PA: Dub trained directly with Dr. Ida Rolf, Dr. Moshe Feldenkrais, Tanouye Tenshin Rotaishi, and Lauren Berry over many years. Dub took all of the important principles he learned from them and interlaced his own ideas to create his unique style of bodywork, which continues to evolve. Practitioners of Zentherapy® act as facilitators to assist a person in confronting and releasing that which is no longer serving them. Awareness of ‘what is’ in both the client and practitioner in each moment is an integral aspect of the work and critical to the outcome of the session and the long lasting changes that occur. I make sure that a client is aware that changes are taking place in his/her body while working on them.
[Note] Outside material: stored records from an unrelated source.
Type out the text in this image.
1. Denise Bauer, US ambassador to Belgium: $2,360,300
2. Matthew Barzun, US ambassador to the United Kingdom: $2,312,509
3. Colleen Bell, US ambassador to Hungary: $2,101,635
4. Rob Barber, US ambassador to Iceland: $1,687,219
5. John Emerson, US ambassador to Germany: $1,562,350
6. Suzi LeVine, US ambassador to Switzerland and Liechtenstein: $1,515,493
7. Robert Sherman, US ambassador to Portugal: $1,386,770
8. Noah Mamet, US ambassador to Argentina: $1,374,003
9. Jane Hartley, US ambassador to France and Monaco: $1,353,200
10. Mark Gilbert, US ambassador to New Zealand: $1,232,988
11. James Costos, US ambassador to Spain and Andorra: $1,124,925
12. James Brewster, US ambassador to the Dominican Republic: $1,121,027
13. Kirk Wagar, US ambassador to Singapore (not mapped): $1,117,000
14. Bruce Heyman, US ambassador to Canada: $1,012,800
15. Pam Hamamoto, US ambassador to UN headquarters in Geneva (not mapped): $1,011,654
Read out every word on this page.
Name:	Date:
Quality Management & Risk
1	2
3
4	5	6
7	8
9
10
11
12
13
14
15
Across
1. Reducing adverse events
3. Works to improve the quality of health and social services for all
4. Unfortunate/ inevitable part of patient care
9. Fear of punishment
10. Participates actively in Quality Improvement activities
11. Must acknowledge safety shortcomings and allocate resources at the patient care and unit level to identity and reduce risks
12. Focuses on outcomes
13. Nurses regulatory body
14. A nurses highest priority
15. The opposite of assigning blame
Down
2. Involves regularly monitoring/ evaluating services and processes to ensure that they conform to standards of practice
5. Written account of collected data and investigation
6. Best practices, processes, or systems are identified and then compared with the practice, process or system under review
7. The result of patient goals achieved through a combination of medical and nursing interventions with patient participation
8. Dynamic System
DH: What does Zentherapy® have to offer to dancers?
PA: Zentherapy® aligns a person’s body with gravity so there is not a lot of focus on holding the right posture. As a body is worked free of aberrations, it becomes lighter and more graceful, able to move with the least amount of effort. Gravity and space then become allies and support to the dancer rather than a force to overcome.
DH: How do you find your background as a dancer/mover coming into play in practicing your work?
PA: I can still recall my shock, when at age 14, in a discussion with my ballet teacher, I expressed my interest in pursuing dance as a career. She immediately stated “You’re a little too old to be thinking about that now.” Conventional wisdom holds that dance is for the young and decline is inevitable. Although I didn’t pursue that dance career, it launched my interest in movement practices as a way of enhancing health and well being in mind, body and spirit. When I first experienced Zentherapy®, I was amazed at the plasticity and malleability of the fascial system. Many of our restrictions and limitations in movement are merely a force of habit and not a fixed part of our structure at all. The invitation to move in freer, lighter ways that Zentherapy® offers was a life changing experience for me. I constantly challenge my own boundaries of movement and encourage my clients to do the same. Those boundaries are different for everyone, but the delight that occurs when one steps beyond them and finds not pain and injury but a new lightness of being is what keeps me coming back again and again to the work. The effects of giving and receiving Zentherapy® are cumulative. I have less pain, more mobility, and greater freedom in my body than I did 15 years ago. So my sense is that while aging is inevitable, loss of function and mobility is not.
DH: What happens to connective tissue when we dance?
PA: Connective tissue is a very general term that can refer to many different types of connectivity. Most often it is used in reference to the fascial layers connecting muscle to tendon, and tendon to bone. In a best case scenario, the energy and movement of dance softens, vitalizes and rejuvenates those tissues. Problems occur due to overuse, or not allowing an injury to fully heal. Emotional pain also can shorten and harden the connective tissue. That is why a modality such as Zentherapy® is so important to longevity. We can clear those issues and injuries and allow the freedom of expression and heart of the dancer to be available in every performance. In Dub’s words, “The connective tissue becomes the servant of the dancer’s movement.”
In a different sense, connective tissue is also an aspect of the social field that binds us to each other and to the energies of the cosmos. It’s a form of communication and in that regard, dance is one of its most universal expressions.
DH: Thanks for the update. Keep me informed of future trainings.